In einigen Fällen besteht die Gefahr der Scheinselbstständigkeit bei Franchise-Systemen. Merkmal einer Arbeitnehmereigenschaft ist die wirtschaftliche Abhängigkeit, die sich durch zeitliche, örtliche und inhaltliche Weisungsbindung sowie die Einbindung in den Betrieb des Franchisegebers auszeichnet.
Die unternehmerische Gestaltungsfreiheit des Franchisenehmers sollte also so wenig wie möglich eingeschränkt werden. Entscheidend für die Frage einer möglichen Scheinselbstständigkeit ist die Gesamtkonzeption des Vertrages. Folgende Kriterien sollte ein Franchisenehmer erfüllen, um als selbstständiger Unternehmer erkennbar zu sein:

  • Der Franchisenehmer muss seinen eigenen kaufmännischen Gewerbebetrieb beim Gewerbeamt für seine Tätigkeit anmelden
  • Er sollte wenn möglich Teile seines Umsatzes mit Waren erzielen, die nicht vom Franchisegeber geliefert werden
  • Er muss ein eigenes Unternehmerrisiko tragen
  • Der Franchisenehmer muss seine Arbeitszeit grundsätzlich frei wählen können.

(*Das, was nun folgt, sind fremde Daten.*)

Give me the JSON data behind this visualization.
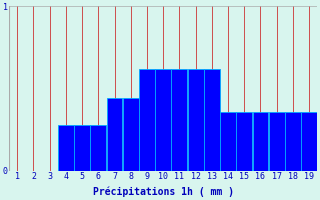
{
  "xlabel": "Précipitations 1h ( mm )",
  "background_color": "#d8f5ee",
  "bar_color": "#0000ff",
  "bar_edge_color": "#00aaff",
  "grid_color": "#aaaaaa",
  "vline_color": "#cc3333",
  "xlim": [
    0.5,
    19.5
  ],
  "ylim": [
    0,
    1.0
  ],
  "yticks": [
    0,
    1
  ],
  "xticks": [
    1,
    2,
    3,
    4,
    5,
    6,
    7,
    8,
    9,
    10,
    11,
    12,
    13,
    14,
    15,
    16,
    17,
    18,
    19
  ],
  "hours": [
    4,
    5,
    6,
    7,
    8,
    9,
    10,
    11,
    12,
    13,
    14,
    15,
    16,
    17,
    18,
    19
  ],
  "values": [
    0.28,
    0.28,
    0.28,
    0.44,
    0.44,
    0.62,
    0.62,
    0.62,
    0.62,
    0.62,
    0.36,
    0.36,
    0.36,
    0.36,
    0.36,
    0.36
  ],
  "tick_color": "#0000bb",
  "tick_fontsize": 6,
  "xlabel_fontsize": 7,
  "xlabel_color": "#0000bb"
}
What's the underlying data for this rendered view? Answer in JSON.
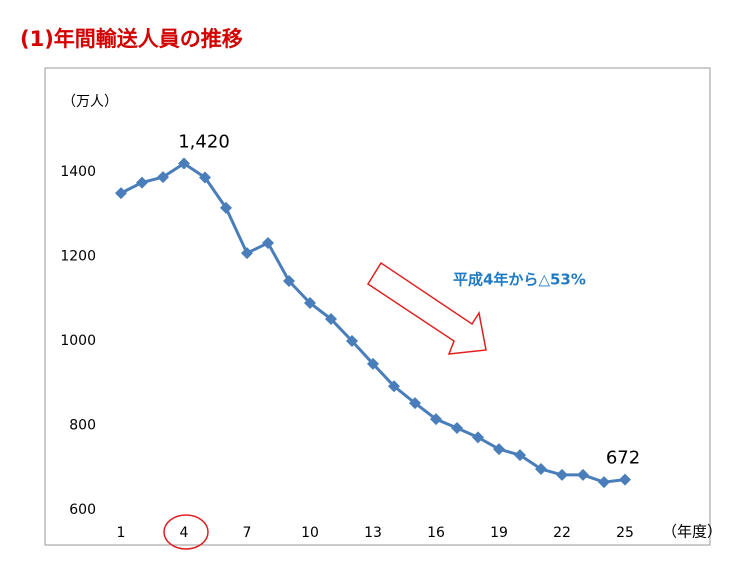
{
  "chart_data": {
    "type": "line",
    "title": "(1)年間輸送人員の推移",
    "y_label": "（万人）",
    "x_label": "（年度）",
    "annotation": "平成4年から△53%",
    "x": [
      1,
      2,
      3,
      4,
      5,
      6,
      7,
      8,
      9,
      10,
      11,
      12,
      13,
      14,
      15,
      16,
      17,
      18,
      19,
      20,
      21,
      22,
      23,
      24,
      25
    ],
    "series": [
      {
        "color": "#4a7ebb",
        "values": [
          1350,
          1375,
          1388,
          1420,
          1387,
          1315,
          1208,
          1232,
          1142,
          1090,
          1052,
          1000,
          946,
          893,
          853,
          815,
          794,
          772,
          744,
          730,
          697,
          683,
          683,
          666,
          672
        ],
        "value_labels": [
          null,
          null,
          null,
          "1,420",
          null,
          null,
          null,
          null,
          null,
          null,
          null,
          null,
          null,
          null,
          null,
          null,
          null,
          null,
          null,
          null,
          null,
          null,
          null,
          null,
          "672"
        ]
      }
    ],
    "xlim": [
      1,
      25
    ],
    "xticks": [
      1,
      4,
      7,
      10,
      13,
      16,
      19,
      22,
      25
    ],
    "ylim": [
      600,
      1600
    ],
    "yticks": [
      600,
      800,
      1000,
      1200,
      1400
    ]
  }
}
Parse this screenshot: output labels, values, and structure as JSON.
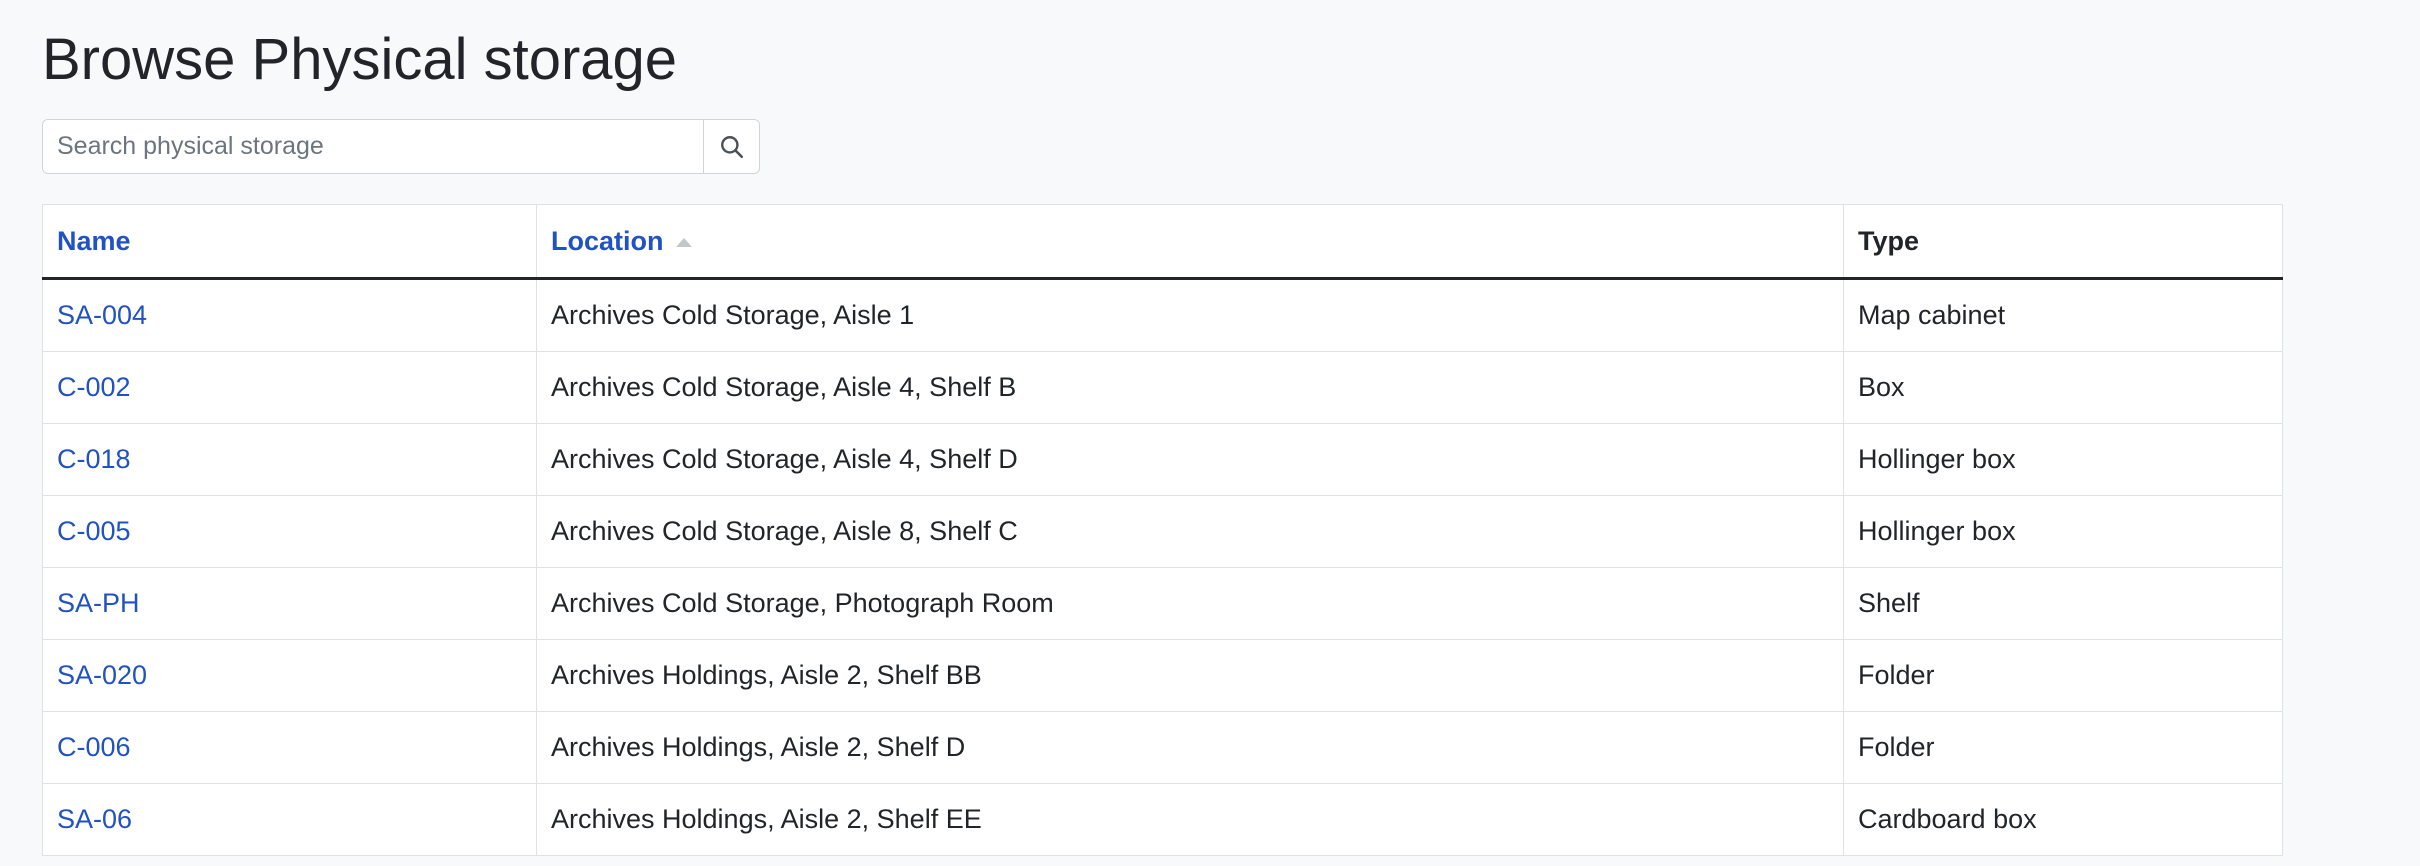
{
  "page_title": "Browse Physical storage",
  "search": {
    "placeholder": "Search physical storage",
    "value": "",
    "icon": "search-icon"
  },
  "table": {
    "columns": [
      {
        "label": "Name",
        "sortable": true
      },
      {
        "label": "Location",
        "sortable": true,
        "sorted": "ascending"
      },
      {
        "label": "Type",
        "sortable": false
      }
    ],
    "rows": [
      {
        "name": "SA-004",
        "location": "Archives Cold Storage, Aisle 1",
        "type": "Map cabinet"
      },
      {
        "name": "C-002",
        "location": "Archives Cold Storage, Aisle 4, Shelf B",
        "type": "Box"
      },
      {
        "name": "C-018",
        "location": "Archives Cold Storage, Aisle 4, Shelf D",
        "type": "Hollinger box"
      },
      {
        "name": "C-005",
        "location": "Archives Cold Storage, Aisle 8, Shelf C",
        "type": "Hollinger box"
      },
      {
        "name": "SA-PH",
        "location": "Archives Cold Storage, Photograph Room",
        "type": "Shelf"
      },
      {
        "name": "SA-020",
        "location": "Archives Holdings, Aisle 2, Shelf BB",
        "type": "Folder"
      },
      {
        "name": "C-006",
        "location": "Archives Holdings, Aisle 2, Shelf D",
        "type": "Folder"
      },
      {
        "name": "SA-06",
        "location": "Archives Holdings, Aisle 2, Shelf EE",
        "type": "Cardboard box"
      }
    ]
  },
  "colors": {
    "link": "#2152c4",
    "background": "#f8f9fa"
  }
}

Franchiseverträge können den Vorschriften des Verbraucherschutzes unterliegen, wenn der Franchisenehmer zum Zeitpunkt des Vertragsabschlusses noch kein selbstständiger Unternehmer ist sondern Existenzgründer.

Auswahlkriterien für seriöse und Erfolg versprechende Franchise-Konzepte:

  • erprobtes Konzept, besteht schon seit mindestens zwei Jahren am Markt
  • Benennung von mindestens zwei Pilotprojekten mit wirtschaftlichen Eckdaten.
  • Erfahrungsaustausch mit anderen Franchisenehmern ist möglich. Auflistung der erfolgreichen Franchisenehmer.
  • Wettbewerbsvorteile werden plausibel und nachprüfbar dargestellt.
  • Franchise-Handbuch mit einem umfangreichen Handlungskonzept, das über allgemeine Angaben weit hinausgeht.
  • Ruhe beim Vertragabschluss! Es muss Zeit da sein, um die betriebswirtschaftlichen Daten auszuwerten zu lassen und das Regelwerk einem fachkundigen Rechtsanwalt vorzulegen.

Weitere wichtige Kriterien beziehen sich auf Hilfen bei der Finanzierung, auf persönliche Entwicklungschancen des Franchisenehmer, auf Umfang und Qualität der Schulungen und Fortbildungen und das allgemeine Konzept der laufenden Partnerbetreuung.